To have cut = 1, you will need len(self) = 5, so 0.2*5=1
Otherwise you are returning empty list rand_idx[:0] is []

2 solutions I guess

  1. you drop the rare cases (not applicable in this case…)
  2. you fill the gaps to the train dataset to make it has enough data (still hard 5k+ unique label out of 20k+ data)

Or you could find a smart way to supply the validation set (manually label some data as valid…etc)

I have figured out a easy way if you want to get things down quickly…

src = (ImageItemList.from_csv(’…/input/’,‘train.csv’,folder=‘train’)
.no_split()
.label_from_df())

data = (src.transform(get_transforms(),size=224)
.databunch(num_workers=0)
.normalize(imagenet_stats))

You can do no split, so now you dont have a validation set. It will not be good since you cant tell how your model is doing (bias?overfiting?)

But at least you can get the things going.

:grinning:I will try to figure out a way to supply the validation set and post back.

3 Likes

Thank you for interesting read! Another approach from https://www.kaggle.com/c/humpback-whale-identification/discussion/74647 suggested by Rob is Siamese network, where you test if two images are of the same object.

Sounds good. One thing came to my mind when I saw this post yesterday was Siamese network, as it can solve one-shot learning / verification smoothly (as far as I know).

I know how to implement it in keras, but don’t really know how to create layers using fastai lib.
Thank you so much for providing such a great example :slight_smile:

@heye0507 Perhaps it is a good candidate for augmentation also

Hi Tom,
Have you solved the problem of train/validation split?
Validation should contain images which are not in train, but many whales only have one image. I have it working in keras (easy), but I am new to fastai and do not know how to
make custom validation set (need to take 20% images but only from whales that have more than 4 pictures)
Dmitry

1 Like

I made one on kaggle kernel, if you want, you can take a look.

https://www.kaggle.com/heye0507/prepare-databunch-with-fastai-1-0

Basically I sampled each whale with number of images * 20%, if it it’s more than 0.5, then take 1
so if 3 images, 30.2=0.6, split 1 to valid
if 2 images, 2
0.2 = 0.4, keep in train…

with fastai resnet 50 with some tuning, you can reach about 0.6+ on map5. Which is about top 50% on leader board.

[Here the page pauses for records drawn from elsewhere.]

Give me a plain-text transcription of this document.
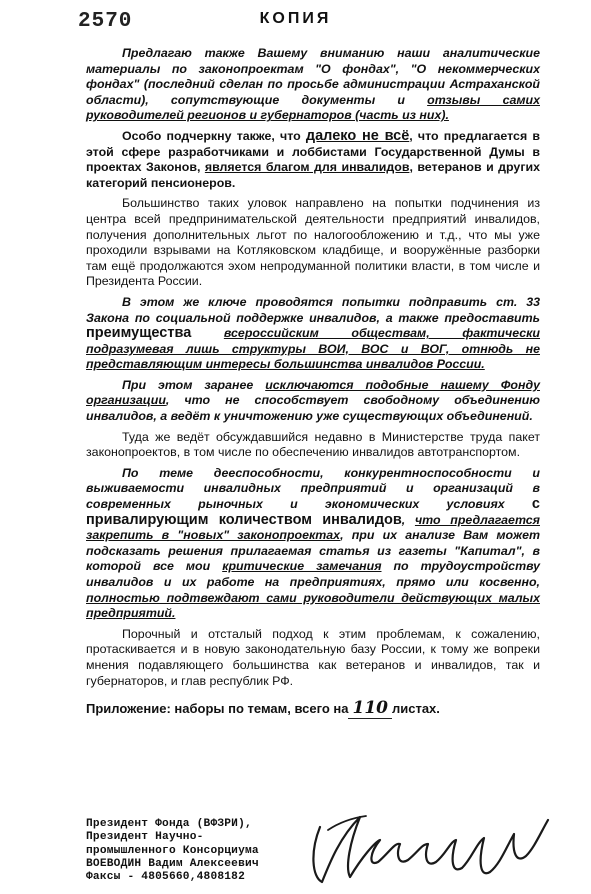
2570	КОПИЯ

Предлагаю также Вашему вниманию наши аналитические материалы по законопроектам "О фондах", "О некоммерческих фондах" (последний сделан по просьбе администрации Астраханской области), сопутствующие документы и отзывы самих руководителей регионов и губернаторов (часть из них).

Особо подчеркну также, что далеко не всё, что предлагается в этой сфере разработчиками и лоббистами Государственной Думы в проектах Законов, является благом для инвалидов, ветеранов и других категорий пенсионеров.

Большинство таких уловок направлено на попытки подчинения из центра всей предпринимательской деятельности предприятий инвалидов, получения дополнительных льгот по налогообложению и т.д., что мы уже проходили взрывами на Котляковском кладбище, и вооружённые разборки там ещё продолжаются эхом непродуманной политики власти, в том числе и Президента России.

В этом же ключе проводятся попытки подправить ст. 33 Закона по социальной поддержке инвалидов, а также предоставить преимущества	всероссийским обществам, фактически подразумевая лишь структуры ВОИ, ВОС и ВОГ, отнюдь не представляющим интересы большинства инвалидов России.

При этом заранее исключаются подобные нашему Фонду организации, что не способствует свободному объединению инвалидов, а ведёт к уничтожению уже существующих объединений.

Туда же ведёт обсуждавшийся недавно в Министерстве труда пакет законопроектов, в том числе по обеспечению инвалидов автотранспортом.

По теме дееспособности, конкурентноспособности и выживаемости инвалидных предприятий и организаций в современных рыночных и экономических условиях с привалирующим количеством инвалидов, что предлагается закрепить в "новых" законопроектах, при их анализе Вам может подсказать решения прилагаемая статья из газеты "Капитал", в которой все мои критические замечания по трудоустройству инвалидов и их работе на предприятиях, прямо или косвенно, полностью подтвеждают сами руководители действующих малых предприятий.

Порочный и отсталый подход к этим проблемам, к сожалению, протаскивается и в новую законодательную базу России, к тому же вопреки мнения подавляющего большинства как ветеранов и инвалидов, так и губернаторов, и глав республик РФ.

Приложение: наборы по темам, всего на 110 листах.
Президент Фонда (ВФЗРИ),
Президент Научно-
промышленного Консорциума
ВОЕВОДИН Вадим Алексеевич
Факсы - 4805660,4808182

but if you want something more, you probably need to implement it on Siamese network. (fastai + pytorch?)

2 Likes

PERFECT! Thank you

Thanks great idea! I failed to make progress

I have done that competition before (playground version), and I have many ideas how to proceed and what is working and what is not. I know how to do it keras but not in fastai. I think fastai’s layer-level learning rate is a big advantage: I need it in keras.